Antarctic marine animals and plants have adapted to their unique environment. The seawater is cold, but the range varies little between seasons, and the amount of sediment entering the sea from the land is small and restricted to the time of the summer melt. As a result of their adaptation, the coastal marine plants and animals in Antarctica may vary from temperate species in their susceptibility to contaminants.
In the mid to late 1990s an intensive and multidisciplinary study of the potential impacts of nearshore marine contamination was initiated at Casey, and a diving program was established to facilitate the in-water collection of samples, establishment of experiments, and deployment of equipment.
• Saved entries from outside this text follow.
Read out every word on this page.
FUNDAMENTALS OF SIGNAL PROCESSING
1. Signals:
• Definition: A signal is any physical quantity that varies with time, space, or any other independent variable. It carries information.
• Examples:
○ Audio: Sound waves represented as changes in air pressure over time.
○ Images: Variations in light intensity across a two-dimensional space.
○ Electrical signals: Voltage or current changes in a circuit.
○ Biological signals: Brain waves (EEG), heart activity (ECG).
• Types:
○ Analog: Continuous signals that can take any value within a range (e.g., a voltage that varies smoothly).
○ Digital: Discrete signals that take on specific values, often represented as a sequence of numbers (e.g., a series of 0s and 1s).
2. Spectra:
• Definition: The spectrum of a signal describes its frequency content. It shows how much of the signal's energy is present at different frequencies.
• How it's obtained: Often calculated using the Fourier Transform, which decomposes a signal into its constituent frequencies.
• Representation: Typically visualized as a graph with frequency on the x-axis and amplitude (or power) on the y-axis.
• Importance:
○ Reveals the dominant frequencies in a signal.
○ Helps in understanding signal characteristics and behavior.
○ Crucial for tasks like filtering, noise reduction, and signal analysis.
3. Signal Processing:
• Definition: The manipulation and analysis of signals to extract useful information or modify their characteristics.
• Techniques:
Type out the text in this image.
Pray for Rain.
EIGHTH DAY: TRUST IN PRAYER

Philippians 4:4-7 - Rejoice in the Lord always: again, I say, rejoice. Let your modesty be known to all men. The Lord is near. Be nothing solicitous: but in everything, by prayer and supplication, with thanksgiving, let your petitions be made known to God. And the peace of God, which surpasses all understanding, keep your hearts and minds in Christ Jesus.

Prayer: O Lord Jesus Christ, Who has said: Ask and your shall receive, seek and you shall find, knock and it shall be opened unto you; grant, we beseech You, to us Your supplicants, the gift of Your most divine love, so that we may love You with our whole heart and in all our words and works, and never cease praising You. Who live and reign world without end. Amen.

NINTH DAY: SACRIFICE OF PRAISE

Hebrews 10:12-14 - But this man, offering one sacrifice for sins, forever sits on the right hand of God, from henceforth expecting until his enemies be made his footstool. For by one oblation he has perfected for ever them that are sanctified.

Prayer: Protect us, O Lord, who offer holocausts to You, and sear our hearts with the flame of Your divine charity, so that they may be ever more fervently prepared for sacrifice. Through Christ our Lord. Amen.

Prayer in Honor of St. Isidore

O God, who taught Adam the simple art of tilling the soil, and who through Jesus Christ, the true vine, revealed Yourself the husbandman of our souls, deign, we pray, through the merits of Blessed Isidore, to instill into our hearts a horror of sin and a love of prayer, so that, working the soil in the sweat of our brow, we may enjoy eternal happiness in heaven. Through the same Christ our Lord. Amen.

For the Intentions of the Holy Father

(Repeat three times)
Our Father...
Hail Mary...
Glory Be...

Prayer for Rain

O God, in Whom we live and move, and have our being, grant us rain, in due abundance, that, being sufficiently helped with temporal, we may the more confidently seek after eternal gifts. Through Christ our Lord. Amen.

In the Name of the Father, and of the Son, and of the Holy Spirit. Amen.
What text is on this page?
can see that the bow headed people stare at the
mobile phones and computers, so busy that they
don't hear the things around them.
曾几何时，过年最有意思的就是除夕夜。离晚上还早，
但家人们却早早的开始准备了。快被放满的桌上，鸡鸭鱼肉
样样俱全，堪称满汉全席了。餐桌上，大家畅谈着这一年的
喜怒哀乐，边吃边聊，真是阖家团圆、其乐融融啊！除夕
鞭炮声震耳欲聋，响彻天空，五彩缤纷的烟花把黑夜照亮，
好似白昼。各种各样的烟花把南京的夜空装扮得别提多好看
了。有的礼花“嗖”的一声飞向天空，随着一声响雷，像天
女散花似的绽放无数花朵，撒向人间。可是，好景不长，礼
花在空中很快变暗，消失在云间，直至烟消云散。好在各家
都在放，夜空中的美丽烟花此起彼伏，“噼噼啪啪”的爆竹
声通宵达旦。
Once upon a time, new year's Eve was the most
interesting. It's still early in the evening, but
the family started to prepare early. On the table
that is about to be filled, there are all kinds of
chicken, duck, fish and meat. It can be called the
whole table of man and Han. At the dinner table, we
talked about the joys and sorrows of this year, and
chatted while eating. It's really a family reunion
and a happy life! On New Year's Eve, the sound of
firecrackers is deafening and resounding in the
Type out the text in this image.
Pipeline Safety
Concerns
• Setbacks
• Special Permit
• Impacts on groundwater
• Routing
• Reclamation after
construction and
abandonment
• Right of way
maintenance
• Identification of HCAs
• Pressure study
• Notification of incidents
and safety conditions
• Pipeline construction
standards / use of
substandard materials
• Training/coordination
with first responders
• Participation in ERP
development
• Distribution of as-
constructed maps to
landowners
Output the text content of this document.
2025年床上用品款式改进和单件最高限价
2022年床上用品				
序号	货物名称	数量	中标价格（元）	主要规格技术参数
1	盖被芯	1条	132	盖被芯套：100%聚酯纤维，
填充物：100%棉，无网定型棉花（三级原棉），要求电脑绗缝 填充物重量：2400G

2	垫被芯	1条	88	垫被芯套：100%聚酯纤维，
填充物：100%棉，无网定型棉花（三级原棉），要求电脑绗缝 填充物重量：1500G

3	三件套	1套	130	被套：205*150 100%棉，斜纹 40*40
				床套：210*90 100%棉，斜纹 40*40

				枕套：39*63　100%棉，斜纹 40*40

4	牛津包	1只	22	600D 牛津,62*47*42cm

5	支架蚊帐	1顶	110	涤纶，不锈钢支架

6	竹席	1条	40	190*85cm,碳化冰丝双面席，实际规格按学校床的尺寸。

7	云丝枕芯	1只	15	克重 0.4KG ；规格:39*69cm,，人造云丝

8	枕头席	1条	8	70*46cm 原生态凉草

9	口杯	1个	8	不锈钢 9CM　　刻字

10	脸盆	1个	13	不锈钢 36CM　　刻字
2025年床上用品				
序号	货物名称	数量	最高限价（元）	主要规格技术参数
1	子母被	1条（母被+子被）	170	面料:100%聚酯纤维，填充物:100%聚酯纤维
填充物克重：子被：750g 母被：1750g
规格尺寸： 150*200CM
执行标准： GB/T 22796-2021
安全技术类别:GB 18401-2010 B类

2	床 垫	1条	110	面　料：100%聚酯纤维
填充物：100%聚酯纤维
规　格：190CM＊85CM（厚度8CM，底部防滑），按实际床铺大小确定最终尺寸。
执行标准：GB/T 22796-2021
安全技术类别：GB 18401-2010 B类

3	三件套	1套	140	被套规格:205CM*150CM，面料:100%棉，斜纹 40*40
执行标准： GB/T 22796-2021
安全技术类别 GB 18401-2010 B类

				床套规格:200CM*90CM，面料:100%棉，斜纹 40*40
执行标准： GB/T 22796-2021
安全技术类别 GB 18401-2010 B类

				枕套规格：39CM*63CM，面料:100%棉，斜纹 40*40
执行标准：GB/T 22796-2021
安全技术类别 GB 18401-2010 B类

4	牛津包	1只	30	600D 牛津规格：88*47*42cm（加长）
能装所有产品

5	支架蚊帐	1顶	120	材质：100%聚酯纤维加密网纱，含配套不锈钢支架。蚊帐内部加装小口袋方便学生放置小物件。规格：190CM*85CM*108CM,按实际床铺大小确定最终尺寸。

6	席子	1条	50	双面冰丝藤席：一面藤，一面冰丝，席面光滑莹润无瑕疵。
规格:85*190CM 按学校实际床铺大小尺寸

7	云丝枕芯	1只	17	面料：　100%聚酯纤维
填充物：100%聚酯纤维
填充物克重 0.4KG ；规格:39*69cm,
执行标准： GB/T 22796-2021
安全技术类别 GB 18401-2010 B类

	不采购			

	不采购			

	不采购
In our research at Casey, marine benthic (sea floor) communities are compared at sites close to the old refuse tips and at sites nearby that are outside the influence of contamination (i.e. clean sites). Our aim is to determine whether contamination is responsible for changes in the diversity and distribution of species in two different communities:
- those animals that live within the marine sediments
- those plants and animals that live in association with the subtidal rocky reefs.
A major component of this research involves the collection and identification of the various marine plants and animals that are encountered around Casey.
Marine sediment communities
Soft sediments (sand, mud and silt) are found within most of the bays along the coast of Antarctica. The origin of the sediment is both terrestrial (from the land) and biological (remnants and by-products of marine plants and animals). A variety of small animals live within the sediment (infauna) and on its surface (epifauna), feeding on each other and on the organic matter that occurs in the sediment. Communities such as these are commonly used throughout the world as indicators of contamination.
At Casey, we have identified the main species within the sediment communities in a number of bays, and have established experiments that will test for differences in the number and type of animals that colonise clean and contaminated sediments. Such experiments are being used to determine the current extent of impacts caused by the presence of waste tips, and will form the basis for monitoring additional impacts that may be created during the removal and remediation of tip waste.
In contrast to the soft sediment areas within the bays around Casey, the rocky subtidal reefs are often covered by a lush growth of seaweed (macroalgae), consisting of some species that are present year round (perennial) and other species that grow quickly each summer and die off before winter begins (annuals). The macroalgae form the basis of these communities by providing shelter and food for the variety of macrofauna that live amongst them — animals such as sea urchins, starfish, sponges and fish.
Our research is attempting to understand the factors that determine where macroalgal communities occur and why they don’t occur in all bays near Casey. Measurements of the physical environments of the bays (e.g. water quality, ice cover, substrate types, water currents) and the level of grazing by different herbivores at different sites will help to determine whether contaminant run-off from waste sites and station activities is a major factor influencing the distribution and health of macroalgal communities. Our aim is to identify whether measurements of macroalgal community complexity and health can be used as an effective indicator of contamination derived from human activities. The big challenge is to differentiate possible effects of human activity from the natural variability inherent in these diverse communities.
Not all marine plants are large seaweeds and, in fact, one of the most common types of benthic algae found in the Casey area (and elsewhere) are small, single-celled microalgae that form extensive mats over the sea bed during the productive summer growth period. These mats of microalgae consist of millions of individual algal plants known as diatoms, and are considered a major contributor to the primary productivity of the marine environment.
Research on the diatoms of the Casey region is identifying the diversity of species present in the macroalgal mats and defining their lifecycles. The aim is to understand how the diatom communities function and their importance to the coastal marine ecology. Once we understand their ecology, diatoms may be used as a useful indicator of human related pollution.